WebSocket or webhooks?

Both deliver posttrade lifecycle events, and for most of the lifecycle they overlap. They differ in the delivery guarantee — and in one case, in coverage:
  • WebSocket pushes to a connected client in real time. If you disconnect, missed events are not redelivered — on reconnect, reconcile with the read endpoints. Choose it for live UIs and trading bots where latency matters.
  • Webhooks POST to your server with at least once delivery: HMAC signed, retried with backoff, dead lettered, and replayable. Choose them for accounting, notifications, and any system of record.
The two channels are not full parity: early cashout buyback (position.bought_back) is a webhook only event today, with no WebSocket equivalent. A latency sensitive bot that only holds a WebSocket connection won’t learn a position was bought out until it reconciles against the read endpoints.
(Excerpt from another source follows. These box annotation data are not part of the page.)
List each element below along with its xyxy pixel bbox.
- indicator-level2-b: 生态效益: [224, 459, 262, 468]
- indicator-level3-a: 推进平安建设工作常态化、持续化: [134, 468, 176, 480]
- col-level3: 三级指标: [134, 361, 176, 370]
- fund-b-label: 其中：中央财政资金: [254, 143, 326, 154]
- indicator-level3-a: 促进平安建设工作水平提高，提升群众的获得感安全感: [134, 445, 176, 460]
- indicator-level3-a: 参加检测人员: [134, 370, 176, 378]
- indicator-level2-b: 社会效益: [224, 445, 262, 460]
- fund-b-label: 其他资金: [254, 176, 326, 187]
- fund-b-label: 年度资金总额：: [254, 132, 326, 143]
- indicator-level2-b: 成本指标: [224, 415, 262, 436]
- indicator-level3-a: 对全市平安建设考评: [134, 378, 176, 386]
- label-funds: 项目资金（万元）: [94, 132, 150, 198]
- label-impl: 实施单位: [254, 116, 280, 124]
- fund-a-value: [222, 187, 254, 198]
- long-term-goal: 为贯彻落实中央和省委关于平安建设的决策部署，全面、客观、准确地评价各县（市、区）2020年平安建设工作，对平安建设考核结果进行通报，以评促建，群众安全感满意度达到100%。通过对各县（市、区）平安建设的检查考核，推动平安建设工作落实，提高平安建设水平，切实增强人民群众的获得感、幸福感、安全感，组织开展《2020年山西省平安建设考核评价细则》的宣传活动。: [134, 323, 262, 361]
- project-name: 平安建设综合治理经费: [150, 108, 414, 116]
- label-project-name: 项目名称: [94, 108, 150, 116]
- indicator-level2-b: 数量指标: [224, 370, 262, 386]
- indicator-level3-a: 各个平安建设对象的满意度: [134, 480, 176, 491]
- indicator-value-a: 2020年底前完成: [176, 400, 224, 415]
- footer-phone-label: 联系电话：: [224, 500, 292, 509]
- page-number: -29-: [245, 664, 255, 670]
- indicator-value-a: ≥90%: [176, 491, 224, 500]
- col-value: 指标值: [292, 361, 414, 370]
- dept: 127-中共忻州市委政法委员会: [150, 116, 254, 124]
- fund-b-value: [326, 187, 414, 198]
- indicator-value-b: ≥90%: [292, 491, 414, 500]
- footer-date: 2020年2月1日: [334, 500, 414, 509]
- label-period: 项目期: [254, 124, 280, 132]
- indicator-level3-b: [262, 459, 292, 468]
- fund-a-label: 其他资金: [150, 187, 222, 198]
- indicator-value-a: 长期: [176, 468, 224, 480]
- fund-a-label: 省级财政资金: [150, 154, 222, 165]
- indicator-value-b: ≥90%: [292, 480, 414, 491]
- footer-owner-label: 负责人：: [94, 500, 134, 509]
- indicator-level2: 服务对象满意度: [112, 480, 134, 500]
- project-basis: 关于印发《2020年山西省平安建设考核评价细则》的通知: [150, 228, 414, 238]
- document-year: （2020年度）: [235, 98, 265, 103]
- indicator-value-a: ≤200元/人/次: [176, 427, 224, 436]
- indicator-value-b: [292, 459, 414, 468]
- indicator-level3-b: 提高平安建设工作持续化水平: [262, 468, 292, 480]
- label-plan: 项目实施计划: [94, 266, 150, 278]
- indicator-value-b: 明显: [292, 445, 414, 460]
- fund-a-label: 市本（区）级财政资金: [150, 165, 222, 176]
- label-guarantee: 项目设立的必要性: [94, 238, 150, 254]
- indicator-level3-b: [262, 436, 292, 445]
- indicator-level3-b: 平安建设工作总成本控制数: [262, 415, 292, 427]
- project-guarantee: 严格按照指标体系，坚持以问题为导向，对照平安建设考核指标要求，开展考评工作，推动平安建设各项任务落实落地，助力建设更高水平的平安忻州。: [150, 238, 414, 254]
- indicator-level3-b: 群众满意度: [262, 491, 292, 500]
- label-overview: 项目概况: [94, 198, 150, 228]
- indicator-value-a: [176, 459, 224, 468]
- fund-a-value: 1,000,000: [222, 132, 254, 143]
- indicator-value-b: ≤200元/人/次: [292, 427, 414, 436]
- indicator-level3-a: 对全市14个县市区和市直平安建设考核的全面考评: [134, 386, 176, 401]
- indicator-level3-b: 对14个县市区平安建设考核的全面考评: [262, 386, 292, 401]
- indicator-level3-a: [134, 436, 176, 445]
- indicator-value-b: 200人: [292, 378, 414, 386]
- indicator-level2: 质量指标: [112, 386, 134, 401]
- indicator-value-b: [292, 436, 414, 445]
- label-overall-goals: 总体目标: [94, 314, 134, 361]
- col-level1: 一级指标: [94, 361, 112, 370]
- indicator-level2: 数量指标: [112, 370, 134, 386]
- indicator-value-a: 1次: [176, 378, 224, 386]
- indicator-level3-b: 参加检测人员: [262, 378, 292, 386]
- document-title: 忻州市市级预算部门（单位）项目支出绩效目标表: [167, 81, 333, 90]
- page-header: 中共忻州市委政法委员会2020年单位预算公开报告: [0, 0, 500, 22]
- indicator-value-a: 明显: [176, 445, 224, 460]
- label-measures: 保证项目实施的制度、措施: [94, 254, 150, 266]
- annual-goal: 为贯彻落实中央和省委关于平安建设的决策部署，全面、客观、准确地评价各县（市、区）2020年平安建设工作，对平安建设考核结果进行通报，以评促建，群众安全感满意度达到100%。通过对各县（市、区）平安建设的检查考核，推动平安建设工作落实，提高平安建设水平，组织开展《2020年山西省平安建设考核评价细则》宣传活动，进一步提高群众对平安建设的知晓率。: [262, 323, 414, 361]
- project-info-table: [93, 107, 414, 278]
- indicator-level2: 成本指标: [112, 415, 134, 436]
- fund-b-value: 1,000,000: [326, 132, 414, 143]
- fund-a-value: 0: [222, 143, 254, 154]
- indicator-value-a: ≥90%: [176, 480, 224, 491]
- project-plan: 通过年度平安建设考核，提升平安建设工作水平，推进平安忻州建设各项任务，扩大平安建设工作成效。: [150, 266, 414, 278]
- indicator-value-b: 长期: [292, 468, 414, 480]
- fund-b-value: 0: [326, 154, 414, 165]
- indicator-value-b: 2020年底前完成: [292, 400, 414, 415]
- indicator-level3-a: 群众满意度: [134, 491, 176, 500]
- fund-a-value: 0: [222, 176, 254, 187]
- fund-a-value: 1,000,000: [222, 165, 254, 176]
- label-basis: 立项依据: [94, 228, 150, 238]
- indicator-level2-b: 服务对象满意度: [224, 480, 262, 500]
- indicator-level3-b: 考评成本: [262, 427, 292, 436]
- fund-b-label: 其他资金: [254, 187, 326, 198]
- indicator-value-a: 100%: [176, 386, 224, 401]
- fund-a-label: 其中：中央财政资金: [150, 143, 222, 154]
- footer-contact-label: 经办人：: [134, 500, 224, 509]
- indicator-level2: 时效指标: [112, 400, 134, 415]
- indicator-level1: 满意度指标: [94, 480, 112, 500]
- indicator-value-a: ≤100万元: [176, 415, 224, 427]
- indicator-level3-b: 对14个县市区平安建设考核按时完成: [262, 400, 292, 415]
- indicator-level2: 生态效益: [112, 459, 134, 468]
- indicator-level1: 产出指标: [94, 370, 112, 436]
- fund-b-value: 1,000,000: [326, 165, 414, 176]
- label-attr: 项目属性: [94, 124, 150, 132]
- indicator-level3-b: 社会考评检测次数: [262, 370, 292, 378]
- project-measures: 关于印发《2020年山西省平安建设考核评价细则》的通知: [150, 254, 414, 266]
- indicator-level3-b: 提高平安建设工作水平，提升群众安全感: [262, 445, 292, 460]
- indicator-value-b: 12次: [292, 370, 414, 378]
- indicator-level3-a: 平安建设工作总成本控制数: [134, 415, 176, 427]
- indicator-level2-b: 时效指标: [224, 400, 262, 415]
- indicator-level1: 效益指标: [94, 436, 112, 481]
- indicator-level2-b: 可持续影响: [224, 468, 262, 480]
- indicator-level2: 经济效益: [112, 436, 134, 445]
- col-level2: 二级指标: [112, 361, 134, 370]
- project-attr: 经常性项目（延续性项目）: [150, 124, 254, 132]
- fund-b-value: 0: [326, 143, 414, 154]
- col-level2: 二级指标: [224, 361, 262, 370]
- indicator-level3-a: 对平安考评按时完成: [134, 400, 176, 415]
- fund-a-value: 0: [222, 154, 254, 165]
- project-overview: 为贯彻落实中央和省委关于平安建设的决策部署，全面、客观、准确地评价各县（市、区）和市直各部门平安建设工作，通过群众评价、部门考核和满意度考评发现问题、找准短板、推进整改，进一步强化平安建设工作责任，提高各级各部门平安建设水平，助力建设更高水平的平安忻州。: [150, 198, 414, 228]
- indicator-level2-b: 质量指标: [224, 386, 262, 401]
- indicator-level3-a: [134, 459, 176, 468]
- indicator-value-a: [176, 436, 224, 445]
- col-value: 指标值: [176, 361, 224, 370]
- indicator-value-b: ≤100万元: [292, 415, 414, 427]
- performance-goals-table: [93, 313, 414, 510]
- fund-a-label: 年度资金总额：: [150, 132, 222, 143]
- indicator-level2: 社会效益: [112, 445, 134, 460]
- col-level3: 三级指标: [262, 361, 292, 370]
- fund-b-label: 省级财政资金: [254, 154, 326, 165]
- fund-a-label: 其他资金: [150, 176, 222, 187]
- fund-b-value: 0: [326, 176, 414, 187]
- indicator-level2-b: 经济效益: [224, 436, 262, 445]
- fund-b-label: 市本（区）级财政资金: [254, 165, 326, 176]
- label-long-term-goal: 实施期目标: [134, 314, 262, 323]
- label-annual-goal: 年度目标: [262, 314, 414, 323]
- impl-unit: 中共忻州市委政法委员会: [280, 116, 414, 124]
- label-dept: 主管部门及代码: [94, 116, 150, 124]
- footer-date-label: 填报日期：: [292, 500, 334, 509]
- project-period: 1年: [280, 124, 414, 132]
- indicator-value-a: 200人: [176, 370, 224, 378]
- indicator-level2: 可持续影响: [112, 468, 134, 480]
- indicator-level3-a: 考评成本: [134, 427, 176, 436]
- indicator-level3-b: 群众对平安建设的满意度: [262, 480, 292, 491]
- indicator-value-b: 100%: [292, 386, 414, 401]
See the event catalog for the full picture.
Serious integrations often run both: the WebSocket for immediacy, webhooks for the durable record.

Typical integrations

Trading bot

  1. Create a quote request — POST /v1/quote-requests.
  2. Watch its SSE stream for best_quote events; store book_seq and the quote id.
  3. Commit when the price is right.
  4. Follow the trade live on the WebSocket rfq:{rfq_id} channel, or durably via the parlay.status_changed webhook.
  5. Record the outcome from the position.settled webhook, or read it from GET /v1/rfqs/{id}.

Read only dashboard

  1. Pull state with GET /v1/portfolio, GET /v1/rfqs, and GET /v1/pnl.
  2. Subscribe to rfq:{rfq_id} on the WebSocket for live position updates.
  3. On reconnect, reconcile against the read endpoints.

Market maker

  1. Stream quote requests and cashout requests from GET /v1/mm/quote-requests/stream; heartbeat every 30 seconds.
  2. Submit quotes as requests arrive.
  3. Listen on the WebSocket mm:quotes:{mm_id} channel for quote:accepted, then confirm before the deadline.
  4. Keep the durable record with an MM webhook endpoint (?owner_kind=mm).
See Market making for the full loop, including cashout pricing.